Whether creating new music of his own, remixing the work of others, or finding new ways to guide emerging talent, LA-based DJ and producer Morgan Page is among the busiest exponents of electronic music in the business. Headliner managed to find a rare gap in his diary for an insightful conversation covering everything from his origins in the industry, what it takes to succeed in today’s market, his recent masterclass at JBL Fest in Las Vegas, and more…
“I’ve just done a remix for Julian Lennon,” a warm and talkative Morgan Page casually throws out when Headliner asks what he’s been up to of late, as the superstar DJ joins us via Zoom from his west coast studio. “I found out he was a fan of my music and he reached out and asked if I could do a remix of one of his singles.” There is no false modesty or showy name-dropping intended, it’s merely a measure of the vast and varied projects that have come to define his 20-year career so far. At the time of our chat, the track, entitled Lucky Ones, is without a release date, although he informs us that it should be out by the end of the year.
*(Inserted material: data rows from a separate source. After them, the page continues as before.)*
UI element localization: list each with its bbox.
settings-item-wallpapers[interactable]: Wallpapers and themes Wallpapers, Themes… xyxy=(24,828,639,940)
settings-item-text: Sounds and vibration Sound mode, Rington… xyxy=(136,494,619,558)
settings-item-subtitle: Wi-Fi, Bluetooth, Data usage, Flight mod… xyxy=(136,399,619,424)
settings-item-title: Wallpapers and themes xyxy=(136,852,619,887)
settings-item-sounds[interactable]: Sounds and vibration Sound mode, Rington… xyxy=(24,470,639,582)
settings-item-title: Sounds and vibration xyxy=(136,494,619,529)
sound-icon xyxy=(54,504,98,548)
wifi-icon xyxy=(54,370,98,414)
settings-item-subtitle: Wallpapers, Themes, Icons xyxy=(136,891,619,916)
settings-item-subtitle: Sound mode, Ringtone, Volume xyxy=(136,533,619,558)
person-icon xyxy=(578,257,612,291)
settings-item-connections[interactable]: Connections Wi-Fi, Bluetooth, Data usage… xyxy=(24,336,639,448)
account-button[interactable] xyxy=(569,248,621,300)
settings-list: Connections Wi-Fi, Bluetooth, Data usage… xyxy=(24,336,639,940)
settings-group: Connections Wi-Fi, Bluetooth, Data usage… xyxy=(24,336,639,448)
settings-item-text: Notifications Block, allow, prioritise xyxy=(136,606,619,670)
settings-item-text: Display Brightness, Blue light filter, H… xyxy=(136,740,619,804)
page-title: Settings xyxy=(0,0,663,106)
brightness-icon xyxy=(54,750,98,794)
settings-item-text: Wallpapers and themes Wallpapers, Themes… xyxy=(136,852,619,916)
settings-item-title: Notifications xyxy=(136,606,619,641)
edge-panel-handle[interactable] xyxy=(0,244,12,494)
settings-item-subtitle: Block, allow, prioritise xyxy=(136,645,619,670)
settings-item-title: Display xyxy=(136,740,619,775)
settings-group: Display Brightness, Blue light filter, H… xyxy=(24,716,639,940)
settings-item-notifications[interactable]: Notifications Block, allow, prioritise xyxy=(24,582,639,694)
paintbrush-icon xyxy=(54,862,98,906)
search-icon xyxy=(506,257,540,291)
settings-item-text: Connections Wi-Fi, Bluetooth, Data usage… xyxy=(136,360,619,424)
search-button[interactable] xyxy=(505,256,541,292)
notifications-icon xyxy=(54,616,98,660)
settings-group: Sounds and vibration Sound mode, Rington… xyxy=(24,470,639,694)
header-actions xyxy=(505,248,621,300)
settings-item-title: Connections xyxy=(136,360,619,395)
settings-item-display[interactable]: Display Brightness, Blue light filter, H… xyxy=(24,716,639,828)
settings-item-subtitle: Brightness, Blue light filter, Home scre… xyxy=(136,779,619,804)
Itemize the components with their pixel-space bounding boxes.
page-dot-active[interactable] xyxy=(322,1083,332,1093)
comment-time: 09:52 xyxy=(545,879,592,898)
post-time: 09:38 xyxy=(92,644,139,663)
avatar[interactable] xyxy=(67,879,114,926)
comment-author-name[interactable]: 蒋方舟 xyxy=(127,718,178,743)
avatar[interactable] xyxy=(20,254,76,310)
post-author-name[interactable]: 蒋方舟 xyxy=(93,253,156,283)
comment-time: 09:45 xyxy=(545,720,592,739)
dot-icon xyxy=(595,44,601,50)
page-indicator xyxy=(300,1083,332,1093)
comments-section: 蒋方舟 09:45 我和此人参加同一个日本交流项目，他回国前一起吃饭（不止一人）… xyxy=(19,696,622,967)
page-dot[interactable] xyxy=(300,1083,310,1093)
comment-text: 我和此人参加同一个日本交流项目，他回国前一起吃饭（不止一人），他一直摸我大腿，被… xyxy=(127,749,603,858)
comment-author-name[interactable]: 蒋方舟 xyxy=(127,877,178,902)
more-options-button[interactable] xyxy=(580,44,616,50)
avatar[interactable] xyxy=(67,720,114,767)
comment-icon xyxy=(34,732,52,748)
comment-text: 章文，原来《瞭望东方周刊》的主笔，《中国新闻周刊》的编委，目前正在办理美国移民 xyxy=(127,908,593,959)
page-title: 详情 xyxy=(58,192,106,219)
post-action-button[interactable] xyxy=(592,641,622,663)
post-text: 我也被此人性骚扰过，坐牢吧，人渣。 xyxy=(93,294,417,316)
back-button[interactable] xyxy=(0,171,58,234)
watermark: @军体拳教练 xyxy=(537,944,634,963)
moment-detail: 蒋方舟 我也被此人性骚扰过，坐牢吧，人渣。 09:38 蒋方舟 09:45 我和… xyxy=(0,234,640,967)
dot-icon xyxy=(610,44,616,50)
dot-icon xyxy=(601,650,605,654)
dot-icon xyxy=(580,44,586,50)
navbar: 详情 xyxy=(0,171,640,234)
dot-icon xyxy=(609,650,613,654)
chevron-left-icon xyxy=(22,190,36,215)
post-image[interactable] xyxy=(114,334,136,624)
Lennon is, of course, far from the first artist from outside the electro world to call upon Page’s remixing services, with the likes of Madonna, Katy Perry, Nelly Furtado, Korn, Alanis Morissette, Stevie Nicks, Adam Lambert, Coldplay, The B-52s, The Police, Tegan & Sara, and a great many more among those whose work he has remixed over the years.
“I think I’ve done over 400 remixes now,” he says, gazing skyward as if attempting to recall each and every one. “They are really fast turnarounds and really fun to do,” he continues, “whereas the originals take a lot longer, but can be more satisfying in the long run. Ever since the pandemic started, I’ve been doing livestreams as well. I started doing one hour mixes every week. They were livestreams that were totally on the fly. I’d pick an hour of new music I hadn’t heard before, curate it, and then mix on the fly in one take. That’s been a challenge; I have to find 20 new songs every week.”
His commitment to seeking out diverse and eclectic collaborators is matched only, it seems, by a steadfast determination to keep challenging himself technically and refining his already substantial chops. This, he explains, has always been part of his makeup as an artist, but has become especially important to him during the most restrictive periods of lockdown.
“It’s crucial in keeping your skills together and flexing that muscle,” he says. “In music we can forget to practice as much as we should. A violinist or a cellist would practice and be very disciplined because of the physicality of their instrument, but as a DJ you have to stay sharp and keep brushing up your skills. And you have to be really organised. The most tedious part of DJing is keeping your library together, keeping all the metadata well organised and tagged.”
Such discipline has evidently served Page well since breaking onto the scene in the late-‘90s/early-‘00s. His route to the upper echelons of the DJ fraternity was less than conventional, and he certainly trod his fair share of hard yards along the way.
“It was a sideways entrance into the music world,” he recalls. “I did it through radio. I was a radio DJ, and as a high school student I did my own mix shows at college stations. That lead to DJing in college and internships in the summer at record labels. I produced a little bit first, then did some DJing, and the internships allowed me to get some songs signed. At the end of high school, I was able to get some music signed early on, and I thought it would be a very quick start, but it was a long process - a 10-year overnight success, as they say.